For Watson, entrusting the sale of her home to Dann and The Richards Group team, was her best decision. “The team at The Richards Group were so understanding that I was totally green,” she says. “They were really in tune with my needs, and the whole process felt very seamless and smooth.”
The client care team took care of all the home staging, updating Watson’s sleek modern style with some cozy accents like comfy couches, blankets and pillows for a homier and more accessible feel. “I left things entirely in their hands, and that says a lot for me—I’m a pretty controlling person when it comes to my home decor,” says Watson.
When the house sold within a week, Watson focused on the next hurdle: finding a suitable new home within her budget by the June closing deadline, and in the same school catchment areas for her three children, who were 14, 12 and 8 at the time. “I really wanted the least amount of disruption for the kids, since their lives were already so disrupted,” she says. “I won’t sugarcoat—the divorce was devastating for them.”
Watson began house-hunting even though she and her ex-husband hadn’t solidified their separation agreement yet, which would formalize custody arrangements and the amounts she would be receiving for spousal and child support. Fortunately, Watson’s lender was willing to accept preliminary income numbers to qualify her for a mortgage.
Building up your credit rating as an individual—especially if your spouse was the primary earner—can take some shuffling. “Once you separate, it’s recommended to remove all joint accounts and credit cards, and get one or two credit cards in your own name to build up a credit history,” says Angie Alvarez, mortgage broker with Capital Home Lending. “In some divorce cases where everything was in the other partner’s name, lenders will work with you on a case-bycase basis.”
“No matter what situation you’re in today, if you can provide approximate values for what your support payments will be, you can go through the pre-approval process,” says Alvarez. “Just know that it’s very important to have that signed separation agreement before the close.”
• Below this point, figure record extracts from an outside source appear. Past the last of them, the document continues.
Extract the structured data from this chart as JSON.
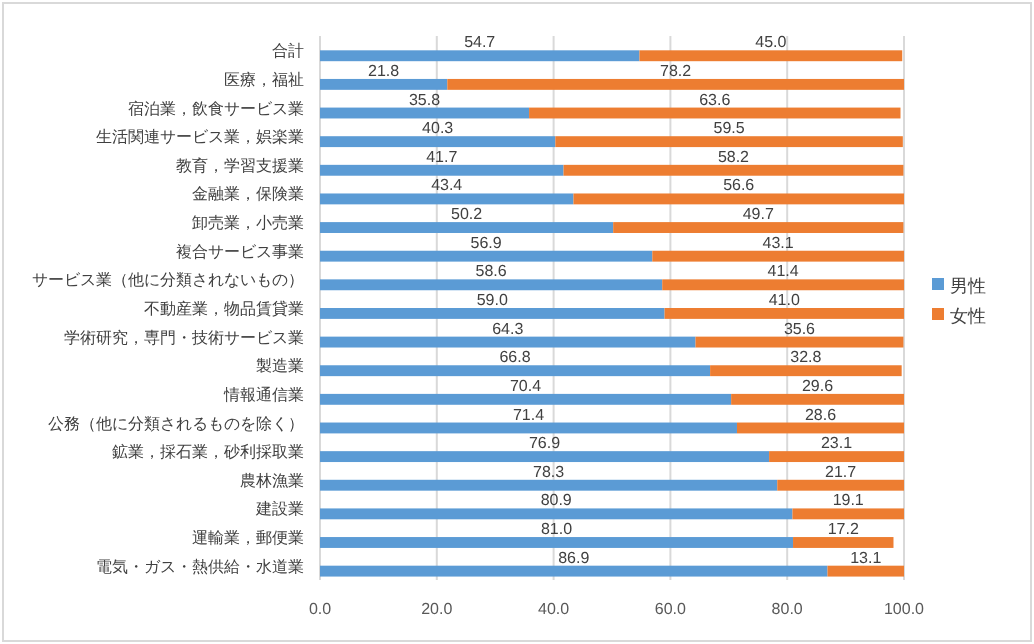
{
  "chart_data": {
    "type": "bar",
    "orientation": "horizontal",
    "stacked": true,
    "grid": "x",
    "legend": "right",
    "categories": [
      "合計",
      "医療，福祉",
      "宿泊業，飲食サービス業",
      "生活関連サービス業，娯楽業",
      "教育，学習支援業",
      "金融業，保険業",
      "卸売業，小売業",
      "複合サービス事業",
      "サービス業（他に分類されないもの）",
      "不動産業，物品賃貸業",
      "学術研究，専門・技術サービス業",
      "製造業",
      "情報通信業",
      "公務（他に分類されるものを除く）",
      "鉱業，採石業，砂利採取業",
      "農林漁業",
      "建設業",
      "運輸業，郵便業",
      "電気・ガス・熱供給・水道業"
    ],
    "series": [
      {
        "name": "男性",
        "color": "#5b9bd5",
        "values": [
          54.7,
          21.8,
          35.8,
          40.3,
          41.7,
          43.4,
          50.2,
          56.9,
          58.6,
          59.0,
          64.3,
          66.8,
          70.4,
          71.4,
          76.9,
          78.3,
          80.9,
          81.0,
          86.9
        ],
        "value_labels": [
          "54.7",
          "21.8",
          "35.8",
          "40.3",
          "41.7",
          "43.4",
          "50.2",
          "56.9",
          "58.6",
          "59.0",
          "64.3",
          "66.8",
          "70.4",
          "71.4",
          "76.9",
          "78.3",
          "80.9",
          "81.0",
          "86.9"
        ]
      },
      {
        "name": "女性",
        "color": "#ed7d31",
        "values": [
          45.0,
          78.2,
          63.6,
          59.5,
          58.2,
          56.6,
          49.7,
          43.1,
          41.4,
          41.0,
          35.6,
          32.8,
          29.6,
          28.6,
          23.1,
          21.7,
          19.1,
          17.2,
          13.1
        ],
        "value_labels": [
          "45.0",
          "78.2",
          "63.6",
          "59.5",
          "58.2",
          "56.6",
          "49.7",
          "43.1",
          "41.4",
          "41.0",
          "35.6",
          "32.8",
          "29.6",
          "28.6",
          "23.1",
          "21.7",
          "19.1",
          "17.2",
          "13.1"
        ]
      }
    ],
    "xlim": [
      0,
      100
    ],
    "xticks": [
      {
        "value": 0,
        "label": "0.0"
      },
      {
        "value": 20,
        "label": "20.0"
      },
      {
        "value": 40,
        "label": "40.0"
      },
      {
        "value": 60,
        "label": "60.0"
      },
      {
        "value": 80,
        "label": "80.0"
      },
      {
        "value": 100,
        "label": "100.0"
      }
    ]
  }
}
There’s also nothing wrong with renting for a year or two while the dust settles. “Sometimes you want to take a moment to catch your breath,” says Dann. “Speak with your bank on how to keep the money you earn from the sale of your home safe and invested.”
As luck would have it, Watson ended up buying a new house within a block of the old one. “It looked like it needed a lot of work, I didn’t know if I even wanted to live that close,” she says. “But I looked out the window and saw a whole group of kids, aged 2 to 15, all playing together and getting along, and it felt like a sign.”
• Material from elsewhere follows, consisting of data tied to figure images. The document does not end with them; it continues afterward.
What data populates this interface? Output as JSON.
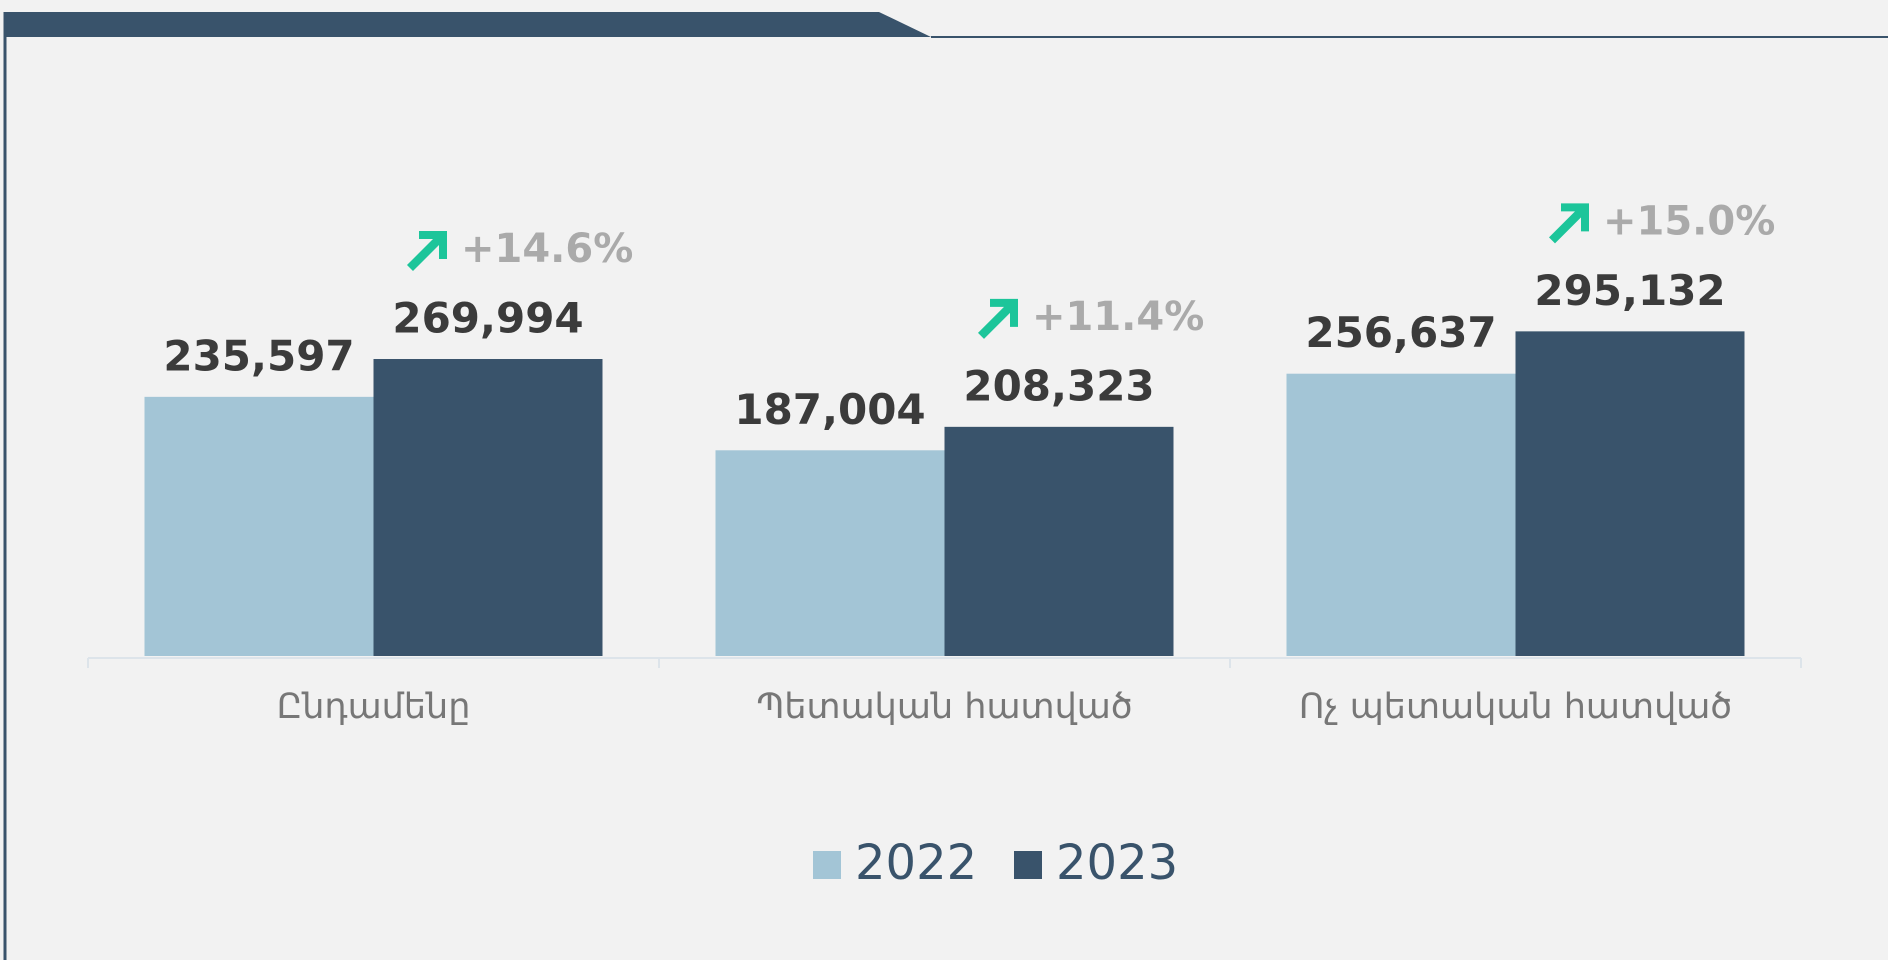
{
  "chart_data": {
    "type": "bar",
    "categories": [
      "Ընդամենը",
      "Պետական հատված",
      "Ոչ պետական հատված"
    ],
    "series": [
      {
        "name": "2022",
        "color": "#a3c5d6",
        "values": [
          235597,
          187004,
          256637
        ],
        "value_labels": [
          "235,597",
          "187,004",
          "256,637"
        ]
      },
      {
        "name": "2023",
        "color": "#39536b",
        "values": [
          269994,
          208323,
          295132
        ],
        "value_labels": [
          "269,994",
          "208,323",
          "295,132"
        ]
      }
    ],
    "annotations": [
      "+14.6%",
      "+11.4%",
      "+15.0%"
    ],
    "annotation_color": "#aaaaaa",
    "ylim": [
      0,
      300000
    ],
    "legend": "bottom"
  }
}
The move was a bit of a scramble—because she couldn’t move into the new home until August, Watson had to stay with friends and family for two months after the sale closed on the marital home. Still, she’s happy with her new home and the decisions she made. Her younger kids, now 16 and 13, can still hang out with their friends from the neighbourhood, while her eldest, 19, is off to university this year.
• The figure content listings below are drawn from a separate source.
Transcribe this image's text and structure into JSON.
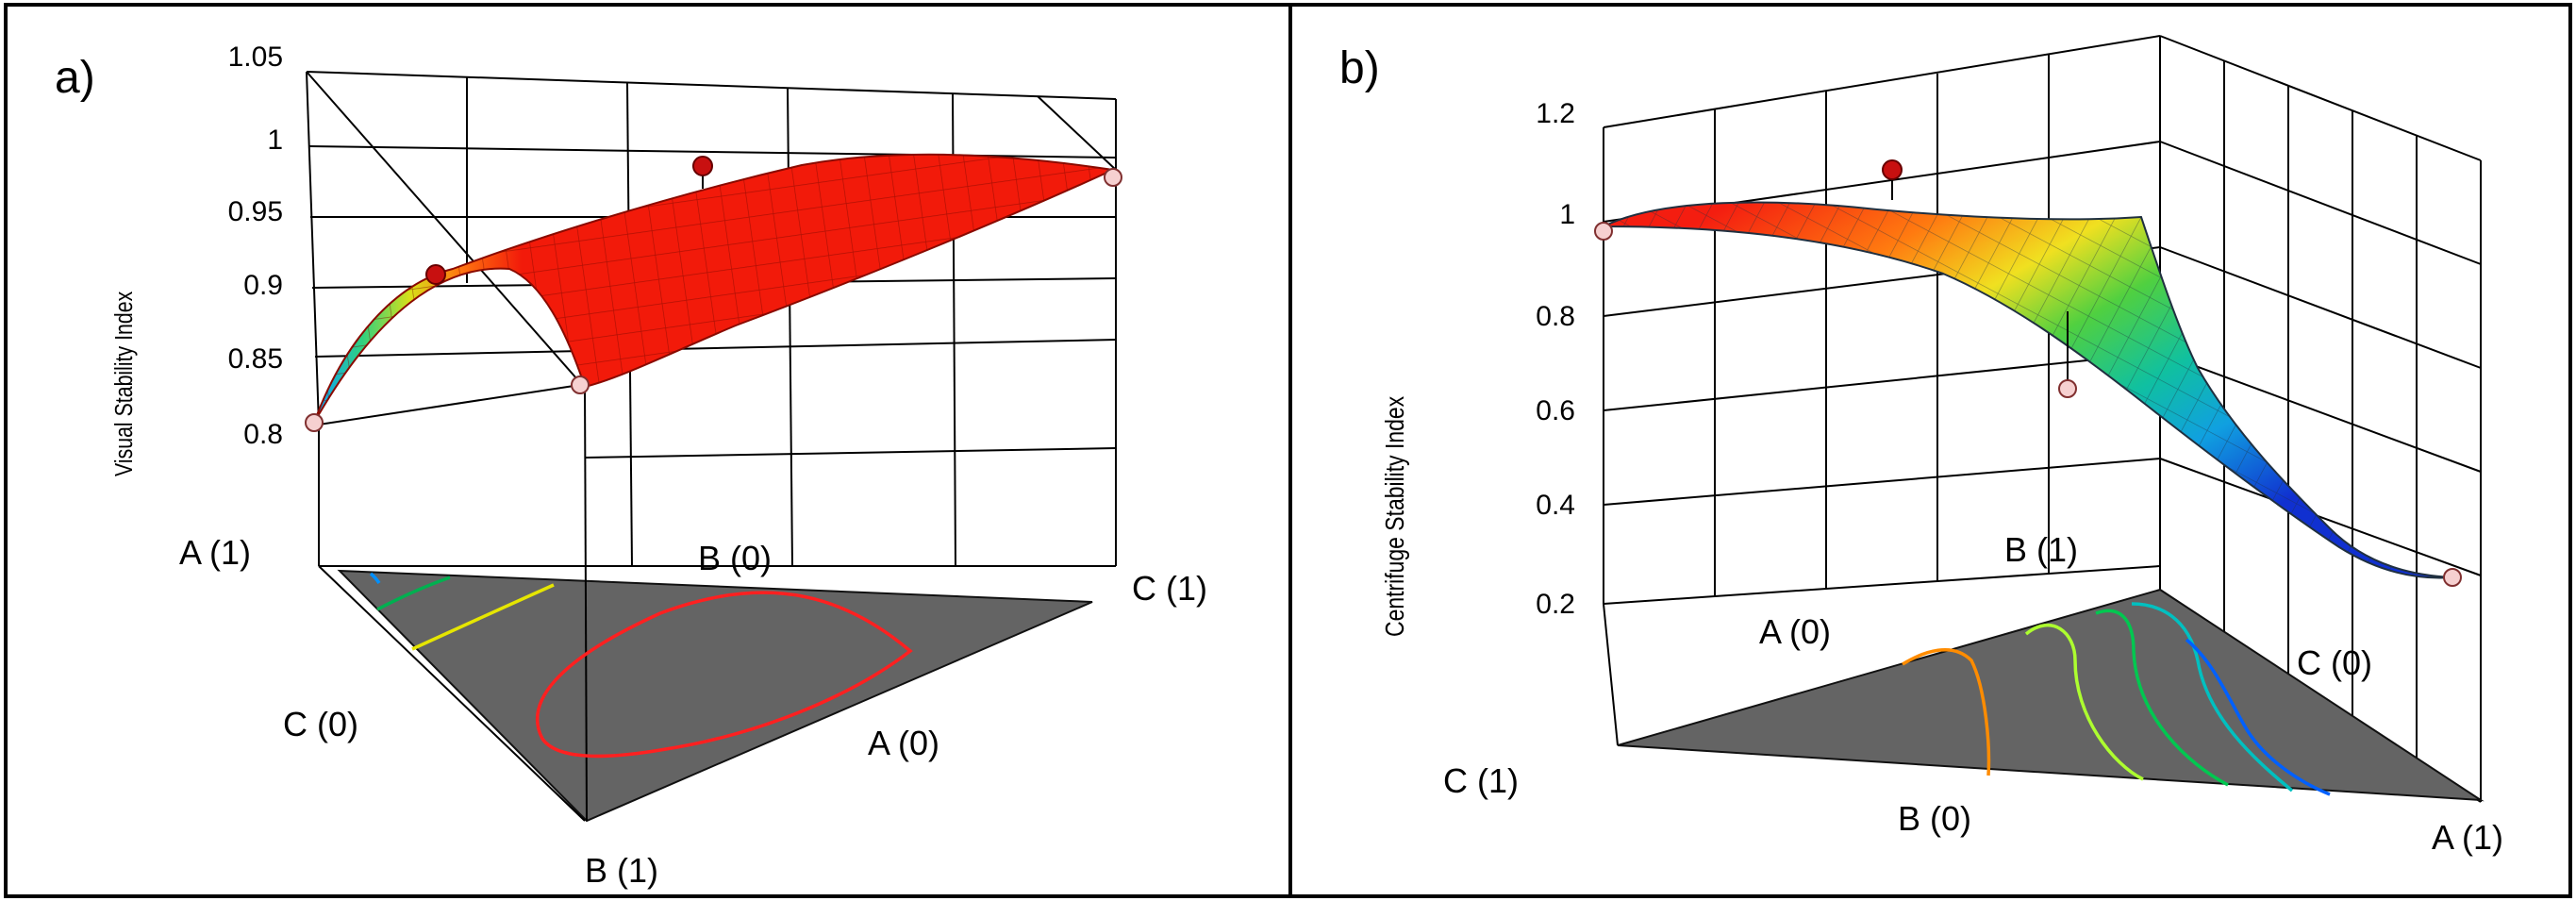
{
  "chart_data": [
    {
      "type": "surface3d",
      "panel_label": "a)",
      "zlabel": "Visual Stability Index",
      "zticks": [
        "0.8",
        "0.85",
        "0.9",
        "0.95",
        "1",
        "1.05"
      ],
      "zlim": [
        0.8,
        1.05
      ],
      "vertex_labels": [
        "A (1)",
        "B (0)",
        "C (1)",
        "C (0)",
        "A (0)",
        "B (1)"
      ],
      "design_points": [
        0.82,
        0.91,
        0.98,
        0.84,
        0.98
      ],
      "colors": {
        "surface": "#f21a0a",
        "base": "#646464",
        "contours": [
          "#0070ff",
          "#00b050",
          "#e6e600",
          "#ff2020"
        ]
      }
    },
    {
      "type": "surface3d",
      "panel_label": "b)",
      "zlabel": "Centrifuge Stability Index",
      "zticks": [
        "0.2",
        "0.4",
        "0.6",
        "0.8",
        "1",
        "1.2"
      ],
      "zlim": [
        0.2,
        1.2
      ],
      "vertex_labels": [
        "B (1)",
        "A (0)",
        "C (0)",
        "C (1)",
        "B (0)",
        "A (1)"
      ],
      "design_points": [
        0.97,
        1.05,
        0.55,
        0.28
      ],
      "colors": {
        "base": "#646464",
        "contours": [
          "#ff8c00",
          "#adff2f",
          "#00c850",
          "#00c0c0",
          "#0060ff"
        ]
      }
    }
  ]
}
“I’d absolutely recommend finding a real estate agent that you like 100 percent,” she says. “I really appreciated the compassionate, nurturing approach that I got from the Richards Group.” With more than a dozen real estate agents on staff, the firm is big enough to represent both you and your ex, if you so choose.
Whatever your situation, professionals you trust are your best source of guidance. “When people go through a divorce, the stress and pressure can be intense,” says Dann. “A lot of our clients have come to appreciate that we can offer them two separate agents to represent and communicate with them throughout the process while we all work towards the ultimate goal of enabling everyone to move forward. Advice from friends and family can help, but you really need a panel of experts in your corner. Your lawyer, realtor, mortgage professional and therapist are there to give you the most accurate information.”
“In a situation that is often overwhelming, our goal is to help you feel empowered.”